Much of the pollution and degradation of our streams and river comes from what happens on the surrounding lands.  Landscaping and gardening practices can either harm or help water quality.  Once we understand the impact of our land practices, we can adopt practices in our own backyards that promote clean water and healthy habitats.  The “Resources” section of the website provides details on the practices below.

  • Reduce the Use of Pesticides, Insecticides, and Fertilizers.  Chemicals contained in pesticides and insecticides pose risks to human, bird, and animal health.  Nitrogen and phosphorus from fertilizers that flows off yards cause eutrophication or algae blooms, which in turn reduce the level of dissolved oxygen needed for aquatic organisms.  Removing vegetation even when replaced by lawns increases polluted stormwater runoff and can lead to lost wetlands and riparian buffers and cause erosion and sedimentation.
    • Plant pest-resistant, native species.
    • Rotate garden crops to reduce infestation.

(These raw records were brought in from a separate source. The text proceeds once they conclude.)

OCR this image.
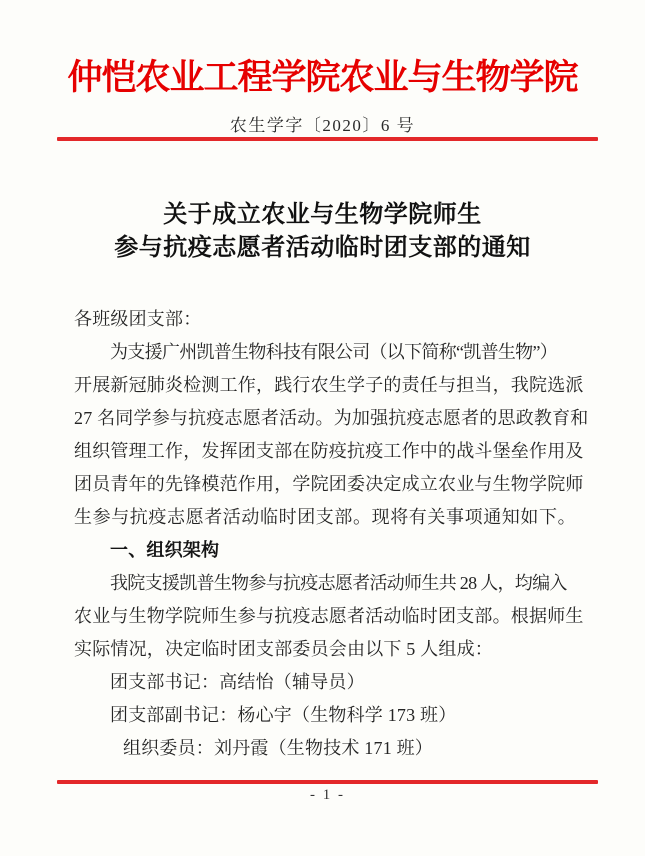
仲恺农业工程学院农业与生物学院
农生学字〔2020〕6 号
关于成立农业与生物学院师生
参与抗疫志愿者活动临时团支部的通知
各班级团支部：
为支援广州凯普生物科技有限公司（以下简称“凯普生物”）
开展新冠肺炎检测工作，践行农生学子的责任与担当，我院选派
27 名同学参与抗疫志愿者活动。为加强抗疫志愿者的思政教育和
组织管理工作，发挥团支部在防疫抗疫工作中的战斗堡垒作用及
团员青年的先锋模范作用，学院团委决定成立农业与生物学院师
生参与抗疫志愿者活动临时团支部。现将有关事项通知如下。
一、组织架构
我院支援凯普生物参与抗疫志愿者活动师生共 28 人，均编入
农业与生物学院师生参与抗疫志愿者活动临时团支部。根据师生
实际情况，决定临时团支部委员会由以下 5 人组成：
团支部书记：高结怡（辅导员）
团支部副书记：杨心宇（生物科学 173 班）
组织委员：刘丹霞（生物技术 171 班）
- 1 -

    • Use mulch and time plantings to avoid peak infestation periods.
    • Hand pull weeds.
    • Use biological, mechanical or botanical controls as needed for particular pest problems.
  • Keep rainwater where it falls by planting a rain garden and using rain barrels
    • Rain barrels irrigate gardens while capturing pollutants that wash off roofs.
    • Use mulch instead of impervious plastic coverings to increases absorption in bare areas.
    • Plant terraced or sloped rain gardens to directly capture roof runoff.
    • Plant vegetated swales capture and treat stormwater along curbs and roads.
    • Green roofs have numerous benefits for homeowners and the environment.symphony_village_rain_garden
  • Maintain vegetated buffers
    • Establish “no mow” buffer zones around wetlands and bodies of water.
    • Minimize lawn/turf areas and use native, low-maintenance plantings.
    • Cut lawns no shorter than 3” to establish deep roots.